Is there a sporting event more boring to watch than a golf tournament where the course is so difficult it makes is almost impossible for those chasing the lead to make up a lot of ground?

You watch and watch and watch and there’s almost no movement on the board — #yawn.

TPC River Highlands is not that course — as evidenced by the fact that in the past 12 Travelers Championships, only three 54-hole leaders (Chez Reavie in 2019, Jordan Spieth in 2017 and Freddie Jacobson in 2011) went on to win.

Does that mean the course is too easy?

Not if you ask the 16 players who’ve held at least a share of the 54-hole lead in that 12-year period, only five of whom managed to break par in the final round.

Volatility is exciting in sports. Volatility is sexy. If we praise players for their thrilling play, TPC River Highlands should be praised for producing thrills every year.

It’s no coincidence this tournament produces drama every year. Remember Jim Furyk’s 58 in 2016, the lowest PGA Tour round ever recorded?

“It’s just hard to have the lead [at TPC River Highlands], because you feel like you should be making birdie on every hole, but if you start trying to birdie every hole, you can get yourself in really bad spots,” Marc Leishman said. “It’s one of those courses where you feel like you should shoot 65 every single time you play … and you don’t.

“But someone does.”

Leishman was that “someone’’ in 2012 when he won the Travelers, beginning the final round tied for 20th and six shots out of the lead held by Brian Davis and Roland Thatcher.

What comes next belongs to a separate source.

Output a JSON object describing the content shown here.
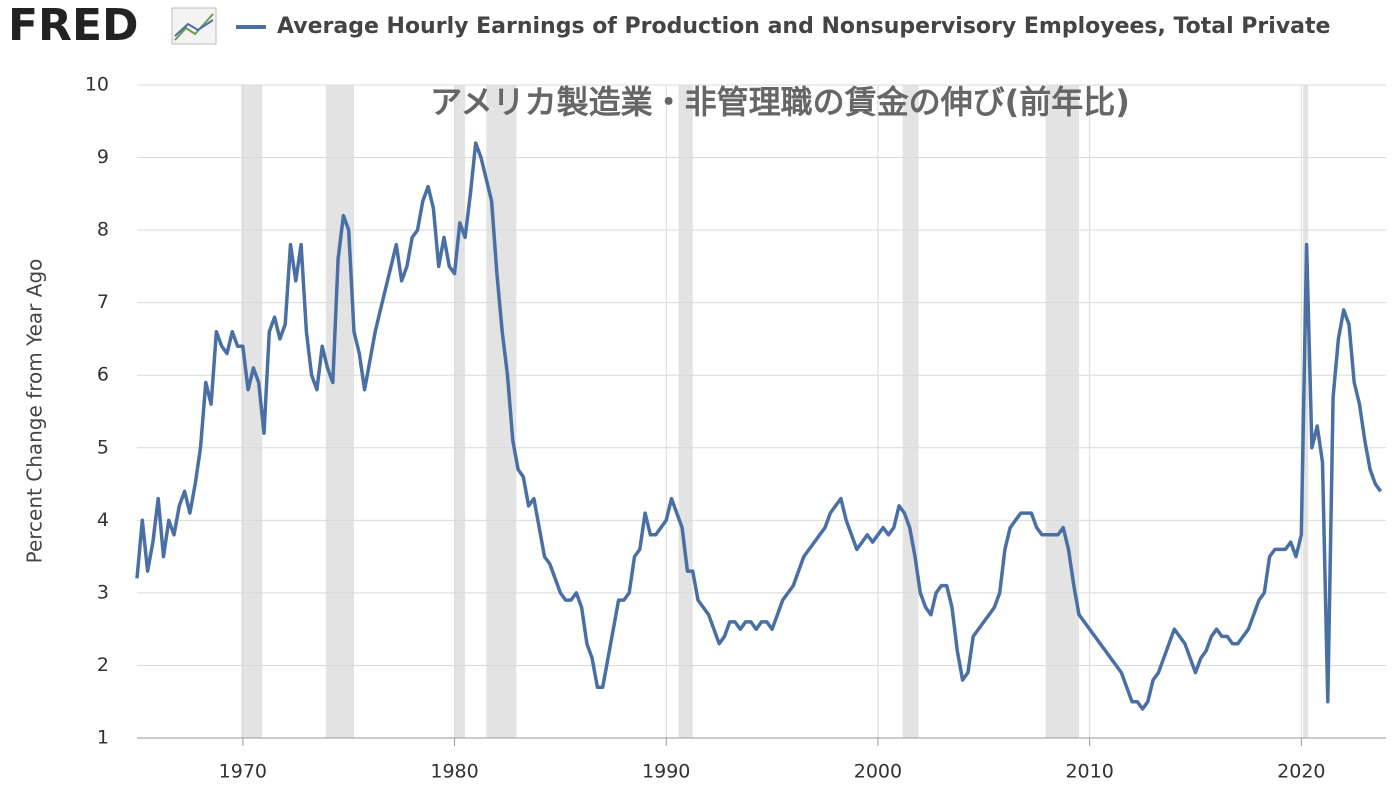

“It’s just a really fun golf course, because if you hit good shots you can give yourself a lot of chances for birdies, but if you’re just a little bit off it kicks your butt,’’ Leishman said. “You can make bogeys from nowhere it seems like. I think that’s the great thing about it.’’

You can make birdies from everywhere, too.

When Kevin Streelman won the Travelers in 2014, he birdied the last seven holes in the final round to do it.

Some purists demand longer, more difficult golf courses because they don’t like seeing 19-under par win, which was Dustin Johnson’s winning score last year.

But TPC River Highlands, despite being just 6,807 yards in length (about 1,000 yards shorter than Torrey Pines for last week’s U.S. Open and Kiawah Island for last month’s PGA Championship), is not a pushover.

Brawny Bryson DeChambeau, for example, didn’t eat it for breakfast, failing to make a Sunday charge (he shot 70). Phil Mickelson, who craves birdies like many of us crave caffeine in the morning, finished a very modest 1-under for the week.

“I think it’s a great test of golf,” Justin Rose said after shooting 63 on Friday and before shooting 74-69 on the weekend.

Kevin Kisner, who shot 29 on the back nine Sunday after shooting 40 on the back Saturday, described the course best when he said it has “a lot of eye candy.’’

Give me eye candy any day over a bland bowl of broccoli.